Last month, we noted that “hypersonic aircraft and missiles are being developed and tested by the United States, Russia, and China at an accelerating pace.” While the race for hypersonic technologies has certainly flourished among global superpowers, who realize that the first to possess these technologies will not just revolutionize their civilian and military programs, but will also dictate the future path for civilizations on planet earth.
Unbeknownst too many, but here stateside, there is a fierce competition between Lockheed Martin’s Skunk Works team and the Boeing Company to harness such technologies. Back in January, a Skunk Works Executive hinted that a U.S. hypersonic bomber has “already been made.”
Oddly enough, internet sleuths on Google Earth last month discovered a secret hypersonic aircraft hiding at a mysterious Florida airbase located down the street from President Trump’s Mar-a-Lago resort.
Undoubtedly, all hypersonic programs are top secret, but appear to be much further along than what is preached in the headlines.
Last week, Boeing dropped more breadcrumbs regarding their hypersonic program, featuring an aircraft with surveillance and strike capabilities. The Russian Times says Boeing proposes to develop the aircraft in the next 10 to 20 years but already faces substantial competition from Lockheed Martin.
RT says in the latest Aviation Week report, the design for Boeing’s hypersonic aircraft, believed to be dubbed “Valkyrie II,” was unveiled at the American Institute of Aeronautics and Astronautics SciTech forum in Orlando, Florida back in January. Even though the hypersonic project has yet to be officially green-lighted, Boeing says the aircraft can fly around the world “in one to three hours” and serve as a multi-purpose aircraft.
“This is one of several concepts and technologies we’re studying for a hypersonic aircraft,” said Kevin Bowcutt, Senior Technical Fellow of hypersonics at Boeing Research & Technology.
“This particular concept is for a military application that would be targeted for an intelligence, surveillance, and reconnaissance, or ISR, and strike capabilities,” he added.
In a Facebook Live video on February 01, Bowcutt said the hypersonic craft would be able to cut through the air faster than a bullet fired from a gun.
“It’s two-and-a-half times the speed of a speeding bullet,” Bowcutt told Facebook Live viewers.
“It’s more than twice as fast as the Concorde.
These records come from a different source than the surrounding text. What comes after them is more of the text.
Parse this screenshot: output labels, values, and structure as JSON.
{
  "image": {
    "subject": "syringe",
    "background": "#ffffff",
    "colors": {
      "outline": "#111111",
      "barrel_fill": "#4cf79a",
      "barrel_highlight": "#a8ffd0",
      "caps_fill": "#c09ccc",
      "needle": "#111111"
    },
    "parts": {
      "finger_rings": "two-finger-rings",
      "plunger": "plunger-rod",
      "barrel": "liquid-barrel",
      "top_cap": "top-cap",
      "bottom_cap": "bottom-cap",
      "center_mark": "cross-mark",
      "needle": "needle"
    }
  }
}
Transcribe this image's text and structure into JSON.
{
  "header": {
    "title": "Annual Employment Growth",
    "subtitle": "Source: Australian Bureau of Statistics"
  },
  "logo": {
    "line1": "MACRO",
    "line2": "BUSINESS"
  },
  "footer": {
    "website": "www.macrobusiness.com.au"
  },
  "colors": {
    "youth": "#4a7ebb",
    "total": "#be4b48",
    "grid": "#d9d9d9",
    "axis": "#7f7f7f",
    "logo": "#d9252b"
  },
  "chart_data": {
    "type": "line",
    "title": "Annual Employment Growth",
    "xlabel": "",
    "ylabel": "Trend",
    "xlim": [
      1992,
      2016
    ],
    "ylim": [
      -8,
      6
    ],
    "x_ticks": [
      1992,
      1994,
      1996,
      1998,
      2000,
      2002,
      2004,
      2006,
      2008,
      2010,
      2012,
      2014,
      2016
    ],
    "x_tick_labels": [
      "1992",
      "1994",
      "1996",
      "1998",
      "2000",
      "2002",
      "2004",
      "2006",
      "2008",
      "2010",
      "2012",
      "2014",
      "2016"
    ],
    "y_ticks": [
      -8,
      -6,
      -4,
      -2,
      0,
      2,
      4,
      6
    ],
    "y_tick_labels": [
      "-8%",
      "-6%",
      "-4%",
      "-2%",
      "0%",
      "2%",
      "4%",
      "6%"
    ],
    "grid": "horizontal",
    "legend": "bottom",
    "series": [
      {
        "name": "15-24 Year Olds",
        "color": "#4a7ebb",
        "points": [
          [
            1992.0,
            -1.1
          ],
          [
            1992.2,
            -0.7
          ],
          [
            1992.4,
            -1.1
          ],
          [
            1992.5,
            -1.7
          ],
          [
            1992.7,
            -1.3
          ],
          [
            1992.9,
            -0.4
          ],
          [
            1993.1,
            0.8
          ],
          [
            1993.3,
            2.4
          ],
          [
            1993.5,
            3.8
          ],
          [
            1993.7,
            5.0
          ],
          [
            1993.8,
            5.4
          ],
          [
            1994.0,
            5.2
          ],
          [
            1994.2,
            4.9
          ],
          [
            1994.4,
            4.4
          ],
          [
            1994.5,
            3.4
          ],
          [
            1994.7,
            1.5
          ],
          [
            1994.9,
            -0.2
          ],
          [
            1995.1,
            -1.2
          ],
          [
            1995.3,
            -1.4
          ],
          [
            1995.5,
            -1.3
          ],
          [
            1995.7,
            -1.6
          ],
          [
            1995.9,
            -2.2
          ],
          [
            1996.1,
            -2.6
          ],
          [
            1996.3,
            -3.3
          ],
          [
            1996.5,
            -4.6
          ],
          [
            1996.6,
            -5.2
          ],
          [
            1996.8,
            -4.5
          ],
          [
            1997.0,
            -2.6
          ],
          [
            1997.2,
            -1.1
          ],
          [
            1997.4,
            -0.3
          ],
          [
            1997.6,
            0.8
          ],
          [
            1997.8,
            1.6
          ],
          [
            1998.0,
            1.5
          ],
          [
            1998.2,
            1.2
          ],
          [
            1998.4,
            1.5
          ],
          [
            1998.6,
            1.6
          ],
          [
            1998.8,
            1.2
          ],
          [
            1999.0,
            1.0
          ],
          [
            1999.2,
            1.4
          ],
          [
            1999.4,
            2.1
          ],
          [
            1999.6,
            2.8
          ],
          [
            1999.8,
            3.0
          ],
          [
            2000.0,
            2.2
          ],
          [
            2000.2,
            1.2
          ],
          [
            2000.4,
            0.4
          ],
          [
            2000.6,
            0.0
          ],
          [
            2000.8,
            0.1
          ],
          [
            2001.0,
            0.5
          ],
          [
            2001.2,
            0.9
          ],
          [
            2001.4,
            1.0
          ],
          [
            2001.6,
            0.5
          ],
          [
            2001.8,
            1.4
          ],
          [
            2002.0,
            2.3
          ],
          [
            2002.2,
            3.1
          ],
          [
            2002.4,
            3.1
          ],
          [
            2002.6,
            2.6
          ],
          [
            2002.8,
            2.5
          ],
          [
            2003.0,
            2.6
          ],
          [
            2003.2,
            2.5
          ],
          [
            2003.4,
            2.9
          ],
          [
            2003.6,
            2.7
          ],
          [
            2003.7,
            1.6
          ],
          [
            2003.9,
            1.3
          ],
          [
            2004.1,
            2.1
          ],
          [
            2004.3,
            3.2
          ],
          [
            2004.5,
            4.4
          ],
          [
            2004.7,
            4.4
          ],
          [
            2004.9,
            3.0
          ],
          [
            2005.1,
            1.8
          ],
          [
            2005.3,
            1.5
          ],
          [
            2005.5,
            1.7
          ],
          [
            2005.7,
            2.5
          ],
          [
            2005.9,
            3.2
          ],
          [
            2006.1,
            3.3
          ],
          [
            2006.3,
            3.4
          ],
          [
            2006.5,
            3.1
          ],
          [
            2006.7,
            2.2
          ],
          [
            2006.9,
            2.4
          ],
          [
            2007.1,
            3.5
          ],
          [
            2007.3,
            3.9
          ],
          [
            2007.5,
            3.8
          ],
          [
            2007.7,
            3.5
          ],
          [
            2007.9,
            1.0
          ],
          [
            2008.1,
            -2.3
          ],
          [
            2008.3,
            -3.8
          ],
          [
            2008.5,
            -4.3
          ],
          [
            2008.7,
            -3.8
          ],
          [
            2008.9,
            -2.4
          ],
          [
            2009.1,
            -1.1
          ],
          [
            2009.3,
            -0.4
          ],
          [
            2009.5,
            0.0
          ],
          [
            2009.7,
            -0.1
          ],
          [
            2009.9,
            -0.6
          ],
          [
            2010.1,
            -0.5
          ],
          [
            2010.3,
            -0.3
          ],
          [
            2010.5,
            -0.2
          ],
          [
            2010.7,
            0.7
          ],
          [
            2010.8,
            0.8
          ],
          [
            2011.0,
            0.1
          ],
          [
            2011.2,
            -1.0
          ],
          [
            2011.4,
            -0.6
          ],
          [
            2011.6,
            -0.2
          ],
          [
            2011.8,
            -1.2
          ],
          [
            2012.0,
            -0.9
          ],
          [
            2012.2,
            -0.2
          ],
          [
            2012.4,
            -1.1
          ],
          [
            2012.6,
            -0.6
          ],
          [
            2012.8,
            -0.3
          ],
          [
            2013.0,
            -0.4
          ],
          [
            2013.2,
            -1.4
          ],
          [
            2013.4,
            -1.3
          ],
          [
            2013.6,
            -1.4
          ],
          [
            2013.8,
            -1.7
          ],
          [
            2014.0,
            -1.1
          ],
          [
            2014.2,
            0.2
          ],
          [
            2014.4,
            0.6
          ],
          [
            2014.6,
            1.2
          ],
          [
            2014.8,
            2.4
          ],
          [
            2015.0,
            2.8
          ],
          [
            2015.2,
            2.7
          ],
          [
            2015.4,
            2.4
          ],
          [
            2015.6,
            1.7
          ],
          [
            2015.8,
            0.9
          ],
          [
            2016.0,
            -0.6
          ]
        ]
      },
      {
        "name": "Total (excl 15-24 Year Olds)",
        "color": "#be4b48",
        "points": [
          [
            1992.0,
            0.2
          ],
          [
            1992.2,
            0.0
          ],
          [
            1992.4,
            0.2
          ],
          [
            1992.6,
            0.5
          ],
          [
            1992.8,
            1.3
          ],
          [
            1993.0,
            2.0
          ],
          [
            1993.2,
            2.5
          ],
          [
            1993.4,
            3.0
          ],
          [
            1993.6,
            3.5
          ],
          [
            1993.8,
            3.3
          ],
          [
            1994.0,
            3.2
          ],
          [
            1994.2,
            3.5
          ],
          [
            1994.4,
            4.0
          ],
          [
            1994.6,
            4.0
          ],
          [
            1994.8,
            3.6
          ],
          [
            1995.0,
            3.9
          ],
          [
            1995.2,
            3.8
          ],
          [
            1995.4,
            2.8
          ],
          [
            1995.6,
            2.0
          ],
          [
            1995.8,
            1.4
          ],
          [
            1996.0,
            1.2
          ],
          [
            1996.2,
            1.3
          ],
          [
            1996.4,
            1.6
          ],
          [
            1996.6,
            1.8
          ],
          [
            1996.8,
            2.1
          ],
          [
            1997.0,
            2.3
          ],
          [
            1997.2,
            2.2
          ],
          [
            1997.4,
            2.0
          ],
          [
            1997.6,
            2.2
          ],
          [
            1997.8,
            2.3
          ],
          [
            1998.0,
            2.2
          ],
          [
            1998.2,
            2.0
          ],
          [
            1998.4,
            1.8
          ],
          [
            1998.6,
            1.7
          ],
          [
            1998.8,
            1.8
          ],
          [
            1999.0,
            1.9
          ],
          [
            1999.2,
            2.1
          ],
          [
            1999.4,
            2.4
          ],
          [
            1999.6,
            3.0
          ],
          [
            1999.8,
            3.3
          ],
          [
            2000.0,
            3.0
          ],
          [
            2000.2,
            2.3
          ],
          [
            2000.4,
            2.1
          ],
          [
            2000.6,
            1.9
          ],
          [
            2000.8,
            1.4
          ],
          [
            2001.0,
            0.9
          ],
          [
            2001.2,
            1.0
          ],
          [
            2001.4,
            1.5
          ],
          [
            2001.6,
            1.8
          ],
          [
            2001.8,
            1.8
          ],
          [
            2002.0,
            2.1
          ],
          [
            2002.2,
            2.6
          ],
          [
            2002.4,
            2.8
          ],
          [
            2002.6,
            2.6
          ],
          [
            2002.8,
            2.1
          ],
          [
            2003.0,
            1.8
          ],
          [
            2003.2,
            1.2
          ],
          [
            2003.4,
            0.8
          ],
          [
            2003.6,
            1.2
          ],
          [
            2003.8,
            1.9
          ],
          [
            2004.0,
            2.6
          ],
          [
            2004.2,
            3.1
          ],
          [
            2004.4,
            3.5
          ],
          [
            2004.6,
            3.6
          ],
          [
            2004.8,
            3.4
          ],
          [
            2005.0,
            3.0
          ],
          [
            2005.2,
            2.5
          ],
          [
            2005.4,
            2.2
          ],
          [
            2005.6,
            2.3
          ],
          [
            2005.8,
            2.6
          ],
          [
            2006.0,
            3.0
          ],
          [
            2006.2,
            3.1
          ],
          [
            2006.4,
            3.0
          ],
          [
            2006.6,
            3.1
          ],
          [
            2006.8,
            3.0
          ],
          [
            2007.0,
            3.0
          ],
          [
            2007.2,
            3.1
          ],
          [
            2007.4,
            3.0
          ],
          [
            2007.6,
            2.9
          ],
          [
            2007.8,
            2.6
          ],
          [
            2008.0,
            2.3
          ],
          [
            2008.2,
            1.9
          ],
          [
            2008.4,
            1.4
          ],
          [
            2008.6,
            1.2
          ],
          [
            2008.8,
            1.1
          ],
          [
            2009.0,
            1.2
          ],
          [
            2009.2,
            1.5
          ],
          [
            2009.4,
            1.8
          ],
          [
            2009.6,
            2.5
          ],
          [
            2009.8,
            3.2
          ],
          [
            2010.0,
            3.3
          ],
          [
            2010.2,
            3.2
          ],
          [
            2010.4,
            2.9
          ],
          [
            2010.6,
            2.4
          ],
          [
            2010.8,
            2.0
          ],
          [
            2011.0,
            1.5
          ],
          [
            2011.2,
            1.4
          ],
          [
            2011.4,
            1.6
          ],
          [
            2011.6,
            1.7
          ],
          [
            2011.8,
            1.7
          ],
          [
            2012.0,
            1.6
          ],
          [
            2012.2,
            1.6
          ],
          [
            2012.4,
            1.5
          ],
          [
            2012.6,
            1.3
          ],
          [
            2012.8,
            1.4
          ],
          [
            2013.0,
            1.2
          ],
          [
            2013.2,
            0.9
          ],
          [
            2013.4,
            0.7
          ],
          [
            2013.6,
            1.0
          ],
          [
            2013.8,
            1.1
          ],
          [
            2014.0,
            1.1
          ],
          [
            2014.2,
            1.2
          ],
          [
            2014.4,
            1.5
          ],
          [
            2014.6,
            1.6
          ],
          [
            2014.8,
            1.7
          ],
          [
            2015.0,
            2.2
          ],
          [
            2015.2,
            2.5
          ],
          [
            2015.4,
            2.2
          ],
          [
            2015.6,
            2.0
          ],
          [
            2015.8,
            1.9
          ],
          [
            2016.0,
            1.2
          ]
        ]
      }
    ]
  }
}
So basically you can get anywhere in the world in one hour across the Atlantic, two hours across the Pacific – pretty much anywhere between two points in one-to-three hours,” Bowcutt added.
If Boeing’s hypersonic project gets the green-light, it would further heat up the competition between Lockheed Martin, which built the SR-71 and is currently planning to develop a replacement called the SR-72.
Popular Mechanics says both Boeing and Lockheed’s hypersonic aircraft are relatively the same with the idea of ramjet/scramjet technology to make the aircraft fly at Mach 3 to March 5.
Boeing and Lockheed’s designs are very similar, both planning to use a combined-cycle engine that uses a conventional turbojet to accelerate to roughly Mach 3, and then a dual ramjet/scramjet to make the jump to hypersonic speeds. Boeing is working with Orbital ATK to develop an engine, while Lockheed has partnered with Aerojet Rocketdyne.
Below is the Defense Advanced Research Projects Agency’s (DARPA) family of Falcon-Hypersonic aircraft that are comparable in shape to Boeings proposed hypersonic aircraft.
If there is one thing that keeps the military–industrial complex from sleeping at night, it is “hypersonic.” One thing is for certain. Hypersonic flight is no longer a pipe dream. As we have noted before, “hypersonic aircraft and missiles are being developed and tested by the United States, Russia, and China at an accelerating pace.” The race towards hypersonic technologies is now, and whichever global superpower acquires the technology first, will change the economic and geopolitical playfield across the globe. Let’s just hope the United States is the winner here, otherwise, other countries acquiring the technology first could be splinter the U.S. empire.